In Österreich gibt es in fast jeder Gemeinde Problemstoffsammelstellen oder Altstoffsammelzentren. Dort kannst du solche Reste kostenlos und fachgerecht abgeben. Infos dazu findest du bei deiner Gemeinde oder auf den Seiten des Landes.
Gibt es auch „chemiefrei“? – realistische Alternativen
Ganz ohne Chemie geht es nicht – aber du kannst die Menge deutlich reduzieren. Viele österreichische Haushalte setzen wieder vermehrt auf „Omas Tricks“:
- Essig oder Zitronensäure gegen Kalk
- Natriumhydrogencarbonat (Backpulver/Soda) gegen Gerüche und Fett
- Allzweckreiniger in moderater Dosierung statt zehn Spezialmitteln
Mein persönlicher Alltagstipp: Seit ich den Putzschrank radikal ausgemistet habe – drei statt zehn verschiedene Reiniger – ist es nicht nur übersichtlicher. Ich habe auch das Gefühl, weniger Chemikalien einzuatmen und seltener trockene Hände zu haben.
Fazit: Mit Hausverstand sicher im Chemikalien-Dschungel
Chemikalien gehören zu unserem modernen Leben dazu – in Österreich wie überall sonst. Aber du hast es in der Hand, wie groß das Risiko ist.

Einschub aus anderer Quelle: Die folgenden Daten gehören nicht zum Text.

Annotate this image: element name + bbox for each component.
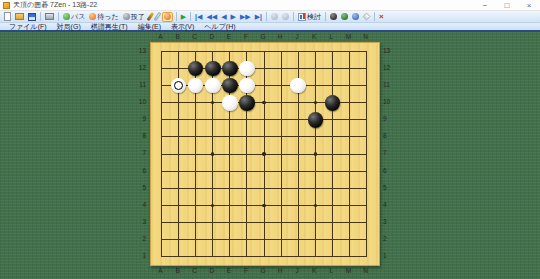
coord-label: 3 [382,213,398,230]
cell-B7[interactable] [170,145,187,162]
cell-L9[interactable] [324,111,341,128]
gray-ball-icon [282,13,289,20]
pressed-toggle-icon [164,13,171,20]
gray-ball-icon [271,13,278,20]
coord-letters-top: ABCDEFGHJKLMN [152,33,374,40]
cell-C8[interactable] [187,128,204,145]
back-button[interactable]: ◀ [220,12,227,22]
gray-stone-icon [123,13,130,20]
maximize-button[interactable]: □ [496,0,518,11]
cell-N8[interactable] [358,128,375,145]
cell-F1[interactable] [238,248,255,265]
coord-label: A [152,33,169,40]
cell-N12[interactable] [358,60,375,77]
cell-F9[interactable] [238,111,255,128]
cell-D5[interactable] [204,180,221,197]
cell-B10[interactable] [170,94,187,111]
menu-file[interactable]: ファイル(F) [4,22,52,32]
menu-help[interactable]: ヘルプ(H) [199,22,240,32]
coord-label: D [203,267,220,274]
white-stone [222,95,237,110]
menu-edit[interactable]: 編集(E) [133,22,166,32]
toolbar-separator [374,12,375,21]
cell-G5[interactable] [255,180,272,197]
cell-F2[interactable] [238,231,255,248]
coord-label: 6 [382,162,398,179]
cell-E12[interactable] [221,60,238,77]
menu-bar: ファイル(F)対局(G)棋譜再生(T)編集(E)表示(V)ヘルプ(H) [0,23,540,32]
cell-M1[interactable] [341,248,358,265]
coord-label: N [357,33,374,40]
cell-H7[interactable] [273,145,290,162]
chart-icon [298,13,306,21]
review-button[interactable]: 検討 [297,12,322,22]
coord-label: 8 [132,127,148,144]
star-point [262,204,265,207]
coord-label: B [169,33,186,40]
review-button-label: 検討 [307,12,321,22]
cell-D4[interactable] [204,197,221,214]
coord-label: 7 [382,144,398,161]
white-stone [239,61,254,76]
star-point [262,101,265,104]
cell-A10[interactable] [153,94,170,111]
coord-label: M [340,267,357,274]
cell-E11[interactable] [221,77,238,94]
star-point [262,152,265,155]
cell-N11[interactable] [358,77,375,94]
cell-G10[interactable] [255,94,272,111]
cell-H10[interactable] [273,94,290,111]
cell-J2[interactable] [290,231,307,248]
coord-label: L [323,267,340,274]
toolbar-separator [293,12,294,21]
close-mode-button-icon: × [379,12,384,22]
cell-G8[interactable] [255,128,272,145]
cell-E2[interactable] [221,231,238,248]
cell-D10[interactable] [204,94,221,111]
cell-G7[interactable] [255,145,272,162]
coord-numbers-left: 13121110987654321 [132,42,148,264]
cell-J6[interactable] [290,163,307,180]
cell-A5[interactable] [153,180,170,197]
close-mode-button[interactable]: × [378,12,385,22]
cell-L2[interactable] [324,231,341,248]
cell-A12[interactable] [153,60,170,77]
cell-A13[interactable] [153,43,170,60]
cell-G13[interactable] [255,43,272,60]
white-stone [290,78,305,93]
coord-label: 6 [132,162,148,179]
cell-C11[interactable] [187,77,204,94]
cell-L4[interactable] [324,197,341,214]
last-move-marker [174,81,183,90]
cell-K6[interactable] [307,163,324,180]
cell-D9[interactable] [204,111,221,128]
coord-label: 9 [382,110,398,127]
cell-J13[interactable] [290,43,307,60]
coord-label: L [323,33,340,40]
cell-J9[interactable] [290,111,307,128]
cell-M4[interactable] [341,197,358,214]
print-button[interactable] [44,12,55,22]
forward-10-button-icon: ▶▶ [240,12,251,22]
cell-N7[interactable] [358,145,375,162]
cell-C3[interactable] [187,214,204,231]
cell-F5[interactable] [238,180,255,197]
cell-M5[interactable] [341,180,358,197]
cell-M7[interactable] [341,145,358,162]
cell-D11[interactable] [204,77,221,94]
cell-E4[interactable] [221,197,238,214]
goban[interactable] [150,42,380,266]
cell-G2[interactable] [255,231,272,248]
forward-button[interactable]: ▶ [230,12,237,22]
cell-L7[interactable] [324,145,341,162]
toolbar-separator [176,12,177,21]
cell-M2[interactable] [341,231,358,248]
cell-J4[interactable] [290,197,307,214]
coord-label: 12 [382,59,398,76]
coord-label: E [220,33,237,40]
cell-A3[interactable] [153,214,170,231]
coord-label: D [203,33,220,40]
cell-K11[interactable] [307,77,324,94]
coord-label: 11 [132,76,148,93]
green-ball-icon [341,13,348,20]
coord-label: E [220,267,237,274]
cell-B13[interactable] [170,43,187,60]
cell-D2[interactable] [204,231,221,248]
coord-label: J [289,33,306,40]
cell-H2[interactable] [273,231,290,248]
toolbar-separator [266,12,267,21]
coord-label: 4 [132,196,148,213]
cell-J8[interactable] [290,128,307,145]
coord-label: 7 [132,144,148,161]
coord-label: 13 [132,42,148,59]
cell-L8[interactable] [324,128,341,145]
cell-E13[interactable] [221,43,238,60]
cell-G9[interactable] [255,111,272,128]
cell-C4[interactable] [187,197,204,214]
cell-D8[interactable] [204,128,221,145]
green-ball-button[interactable] [340,12,349,22]
back-10-button-icon: ◀◀ [206,12,217,22]
cell-K1[interactable] [307,248,324,265]
cell-E10[interactable] [221,94,238,111]
toolbar-button-disabled-2[interactable] [281,12,290,22]
cell-F10[interactable] [238,94,255,111]
cell-N10[interactable] [358,94,375,111]
back-button-icon: ◀ [221,12,226,22]
resign-button[interactable]: 投了 [122,12,146,22]
cell-A7[interactable] [153,145,170,162]
cell-J7[interactable] [290,145,307,162]
cell-C7[interactable] [187,145,204,162]
cell-H5[interactable] [273,180,290,197]
white-stone [205,78,220,93]
cell-B12[interactable] [170,60,187,77]
cell-H8[interactable] [273,128,290,145]
cell-B4[interactable] [170,197,187,214]
coord-label: G [254,267,271,274]
cell-K7[interactable] [307,145,324,162]
white-stone [188,78,203,93]
undo-button[interactable]: 待った [88,12,119,22]
black-stone [205,61,220,76]
pass-button[interactable]: パス [62,12,86,22]
mode-toggle-button[interactable] [162,12,173,22]
cell-J3[interactable] [290,214,307,231]
cell-B9[interactable] [170,111,187,128]
black-stone [188,61,203,76]
cell-K10[interactable] [307,94,324,111]
cell-K2[interactable] [307,231,324,248]
menu-game[interactable]: 対局(G) [52,22,86,32]
toolbar-separator [58,12,59,21]
cell-E7[interactable] [221,145,238,162]
cell-J12[interactable] [290,60,307,77]
green-stone-icon [63,13,70,20]
cell-B3[interactable] [170,214,187,231]
play-button-icon: ▶ [181,12,186,22]
play-button[interactable]: ▶ [180,12,187,22]
cell-C9[interactable] [187,111,204,128]
coord-numbers-right: 13121110987654321 [382,42,398,264]
coord-label: K [306,267,323,274]
cell-M8[interactable] [341,128,358,145]
print-icon [45,13,54,20]
cell-N1[interactable] [358,248,375,265]
coord-label: 5 [382,179,398,196]
cell-A9[interactable] [153,111,170,128]
star-point [314,152,317,155]
coord-label: 4 [382,196,398,213]
cell-A6[interactable] [153,163,170,180]
cell-H13[interactable] [273,43,290,60]
edit-white-button[interactable] [155,12,160,22]
forward-10-button[interactable]: ▶▶ [239,12,252,22]
menu-view[interactable]: 表示(V) [166,22,199,32]
cell-D1[interactable] [204,248,221,265]
cell-D12[interactable] [204,60,221,77]
cell-G6[interactable] [255,163,272,180]
cell-E1[interactable] [221,248,238,265]
pencil-light-icon [153,12,161,21]
cell-H6[interactable] [273,163,290,180]
cell-H11[interactable] [273,77,290,94]
cell-M6[interactable] [341,163,358,180]
last-move-button[interactable]: ▶| [254,12,263,22]
star-point [211,152,214,155]
close-button[interactable]: × [518,0,540,11]
cell-N3[interactable] [358,214,375,231]
cell-B6[interactable] [170,163,187,180]
cell-A2[interactable] [153,231,170,248]
cell-B2[interactable] [170,231,187,248]
cell-C10[interactable] [187,94,204,111]
board-grid [153,43,375,265]
back-10-button[interactable]: ◀◀ [205,12,218,22]
coord-label: 2 [132,230,148,247]
cell-N6[interactable] [358,163,375,180]
cell-E8[interactable] [221,128,238,145]
cell-H3[interactable] [273,214,290,231]
coord-label: F [237,33,254,40]
cell-B8[interactable] [170,128,187,145]
cell-N2[interactable] [358,231,375,248]
cell-L13[interactable] [324,43,341,60]
black-ball-button[interactable] [329,12,338,22]
cell-K3[interactable] [307,214,324,231]
cell-B1[interactable] [170,248,187,265]
cell-A4[interactable] [153,197,170,214]
coord-label: 1 [382,247,398,264]
edit-black-button[interactable] [148,12,153,22]
cell-L1[interactable] [324,248,341,265]
cell-D3[interactable] [204,214,221,231]
cell-J5[interactable] [290,180,307,197]
cell-B5[interactable] [170,180,187,197]
cell-F3[interactable] [238,214,255,231]
cell-M9[interactable] [341,111,358,128]
cell-E9[interactable] [221,111,238,128]
star-point [211,204,214,207]
cell-E6[interactable] [221,163,238,180]
cell-K5[interactable] [307,180,324,197]
cell-K4[interactable] [307,197,324,214]
resign-button-label: 投了 [131,12,145,22]
cell-L12[interactable] [324,60,341,77]
cell-G4[interactable] [255,197,272,214]
first-move-button[interactable]: |◀ [194,12,203,22]
cell-H4[interactable] [273,197,290,214]
cell-L6[interactable] [324,163,341,180]
cell-G3[interactable] [255,214,272,231]
cell-M12[interactable] [341,60,358,77]
cell-N4[interactable] [358,197,375,214]
cell-E5[interactable] [221,180,238,197]
coord-label: M [340,33,357,40]
cell-J10[interactable] [290,94,307,111]
cell-L11[interactable] [324,77,341,94]
pass-button-label: パス [71,12,85,22]
blue-ball-button[interactable] [351,12,360,22]
menu-replay[interactable]: 棋譜再生(T) [86,22,133,32]
cell-H12[interactable] [273,60,290,77]
clear-button[interactable] [362,12,371,22]
cell-A1[interactable] [153,248,170,265]
cell-K13[interactable] [307,43,324,60]
save-button[interactable] [27,12,37,22]
coord-label: 9 [132,110,148,127]
cell-F11[interactable] [238,77,255,94]
cell-B11[interactable] [170,77,187,94]
cell-F12[interactable] [238,60,255,77]
cell-C5[interactable] [187,180,204,197]
cell-F8[interactable] [238,128,255,145]
new-document-button[interactable] [3,12,12,22]
cell-E3[interactable] [221,214,238,231]
cell-M3[interactable] [341,214,358,231]
cell-G11[interactable] [255,77,272,94]
cell-K12[interactable] [307,60,324,77]
open-file-button[interactable] [14,12,25,22]
cell-L5[interactable] [324,180,341,197]
cell-L10[interactable] [324,94,341,111]
forward-button-icon: ▶ [231,12,236,22]
orange-stone-icon [89,13,96,20]
cell-H1[interactable] [273,248,290,265]
cell-D6[interactable] [204,163,221,180]
cell-F6[interactable] [238,163,255,180]
cell-C13[interactable] [187,43,204,60]
app-icon [3,2,10,9]
cell-K9[interactable] [307,111,324,128]
black-stone [308,112,323,127]
cell-D7[interactable] [204,145,221,162]
cell-C1[interactable] [187,248,204,265]
cell-C2[interactable] [187,231,204,248]
coord-label: 12 [132,59,148,76]
cell-N9[interactable] [358,111,375,128]
coord-label: N [357,267,374,274]
toolbar-button-disabled-1[interactable] [270,12,279,22]
cell-A11[interactable] [153,77,170,94]
play-area: ABCDEFGHJKLMN ABCDEFGHJKLMN 131211109876… [0,32,540,279]
coord-label: B [169,267,186,274]
cell-D13[interactable] [204,43,221,60]
diamond-icon [363,13,371,21]
coord-label: 2 [382,230,398,247]
save-icon [28,13,36,21]
title-bar: 天頂の囲碁 7Zen - 13路-22 [0,0,540,11]
cell-G1[interactable] [255,248,272,265]
cell-F7[interactable] [238,145,255,162]
minimize-button[interactable]: − [474,0,496,11]
cell-L3[interactable] [324,214,341,231]
coord-label: 11 [382,76,398,93]
cell-M11[interactable] [341,77,358,94]
coord-label: F [237,267,254,274]
cell-C12[interactable] [187,60,204,77]
cell-N5[interactable] [358,180,375,197]
coord-label: 1 [132,247,148,264]
open-folder-icon [15,13,24,20]
cell-H9[interactable] [273,111,290,128]
blue-ball-icon [352,13,359,20]
cell-M13[interactable] [341,43,358,60]
first-move-button-icon: |◀ [195,12,202,22]
cell-N13[interactable] [358,43,375,60]
cell-F13[interactable] [238,43,255,60]
coord-label: A [152,267,169,274]
cell-F4[interactable] [238,197,255,214]
cell-C6[interactable] [187,163,204,180]
cell-A8[interactable] [153,128,170,145]
coord-label: 5 [132,179,148,196]
window-title: 天頂の囲碁 7Zen - 13路-22 [13,0,97,10]
pencil-dark-icon [146,12,154,21]
cell-J11[interactable] [290,77,307,94]
black-stone [239,95,254,110]
cell-M10[interactable] [341,94,358,111]
coord-label: C [186,33,203,40]
cell-K8[interactable] [307,128,324,145]
cell-J1[interactable] [290,248,307,265]
cell-G12[interactable] [255,60,272,77]
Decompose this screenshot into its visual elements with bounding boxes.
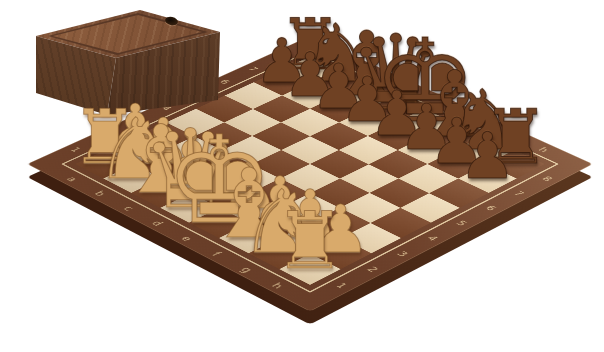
product-photo-stage: abcdefgh abcdefgh 87654321 87654321 ♜♞♝♛… [0, 0, 604, 352]
storage-box [30, 5, 230, 125]
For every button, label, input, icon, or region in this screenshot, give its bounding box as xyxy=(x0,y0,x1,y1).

Wenn du dir nur drei Dinge aus diesem Artikel merkst, dann diese:
- Etiketten lesen – Gefahrenpiktogramme und Hinweise ernst nehmen.
- Kinder und Haustiere schützen – sichere Lagerung in Originalverpackungen.
- Weniger und bewusster einsetzen – gut lüften, nicht mischen, richtig entsorgen.
Mit ein bisschen Aufmerksamkeit, einem Blick auf die Symbole und einem Schuss Hausverstand wird aus der „bösen Chemikalie“ ein Werkzeug, das du kontrolliert und sicher nutzt – statt von ihr überrascht zu werden.
Wenn du unsicher bist, lohnt sich immer ein Blick auf offizielle österreichische Informationsseiten wie gesundheit.gv.at, oesterreich.gv.at oder das Umweltbundesamt. Dort findest du laufend aktualisierte Infos zum Thema Chemikalien, Vergiftungen und sicherer Umgang im Alltag.